Savir Lab
Harnessing AI for biomedical applications
Multimodal data integration for decision support systems in medicine
Advances in computational pathology and radiology together with developments in omics technologies enable high-throughput generation of complex personalized health data that can provide better treatment prediction. However, practical and reliable methods that integrate multi-omics and image-based data are still lacking.
We develop an artificial intelligence approach that will learn the relation between omics and image-based data and utilize it to provide better, personalized, diagnosis, prognosis, and treatment.

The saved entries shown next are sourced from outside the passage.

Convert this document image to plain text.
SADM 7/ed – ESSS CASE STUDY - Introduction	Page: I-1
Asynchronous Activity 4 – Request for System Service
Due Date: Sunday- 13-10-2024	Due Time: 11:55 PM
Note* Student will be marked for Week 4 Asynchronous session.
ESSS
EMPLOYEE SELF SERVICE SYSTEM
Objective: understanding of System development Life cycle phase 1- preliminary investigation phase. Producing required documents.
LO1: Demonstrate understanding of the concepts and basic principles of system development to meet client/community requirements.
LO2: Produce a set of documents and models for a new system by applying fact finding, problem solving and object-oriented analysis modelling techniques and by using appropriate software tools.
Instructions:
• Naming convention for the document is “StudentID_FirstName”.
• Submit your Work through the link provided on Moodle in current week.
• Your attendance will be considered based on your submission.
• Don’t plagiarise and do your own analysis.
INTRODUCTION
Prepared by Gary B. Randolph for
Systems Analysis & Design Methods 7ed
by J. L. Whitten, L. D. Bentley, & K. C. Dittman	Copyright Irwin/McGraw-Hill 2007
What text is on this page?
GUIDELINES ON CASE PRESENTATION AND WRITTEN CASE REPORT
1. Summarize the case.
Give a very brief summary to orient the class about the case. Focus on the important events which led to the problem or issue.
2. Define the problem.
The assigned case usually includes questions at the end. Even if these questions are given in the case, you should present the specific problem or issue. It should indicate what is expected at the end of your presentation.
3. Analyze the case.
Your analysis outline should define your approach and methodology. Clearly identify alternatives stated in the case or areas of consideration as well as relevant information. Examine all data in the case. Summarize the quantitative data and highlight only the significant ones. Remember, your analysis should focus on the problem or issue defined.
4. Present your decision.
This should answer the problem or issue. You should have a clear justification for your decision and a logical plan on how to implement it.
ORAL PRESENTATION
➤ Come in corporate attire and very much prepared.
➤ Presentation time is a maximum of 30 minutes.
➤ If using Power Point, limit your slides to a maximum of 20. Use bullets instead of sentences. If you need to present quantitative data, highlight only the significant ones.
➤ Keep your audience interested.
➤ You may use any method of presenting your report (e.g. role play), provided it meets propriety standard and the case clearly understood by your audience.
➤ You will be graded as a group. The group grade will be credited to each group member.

AI representing chemical compounds for drug design
One of the promising future trajectories is harnessing the power of machine learning to screen for billions of compounds in silico. The main advantage of this approach is that it requires a reasonable experimental effort to produce a training set based only on the order of thousands of compounds.
One of the key challenges in applying machine learning for drug discovery is the representation of the molecule. Such a representation must account for the chemical features of the molecule and its 3D structure. We develop graph neural network approaches to represent compounds and utilize them for drug discovery for various conditions.
Generating synthetics images of tissues
One of the current challenges in taking AI to the next level is not just the amount of data but rather the distribution of scenarios with the data – it is not about the numbers it’s about the frequencies. Many medical images (e.g. radiology, pathology, MRI) are biased. These biased could be biological (many healthy patients and many very sick but not enough around the decision threshold) or Technical (images from a particular device or a specific campus).
There is a dual challenge in producing proper synthetic images. The first is the need to control the scene of images. The second is the images should be photorealistic. Many simulators can provide the first but not the second and vice-versa for typical GAN-based solutions.
We develop tools to generate synthetic images of tissues that are photorealistic and allow control over their spatial distribution. This allows us to generate balanced datasets that can be used to facilitate AI development.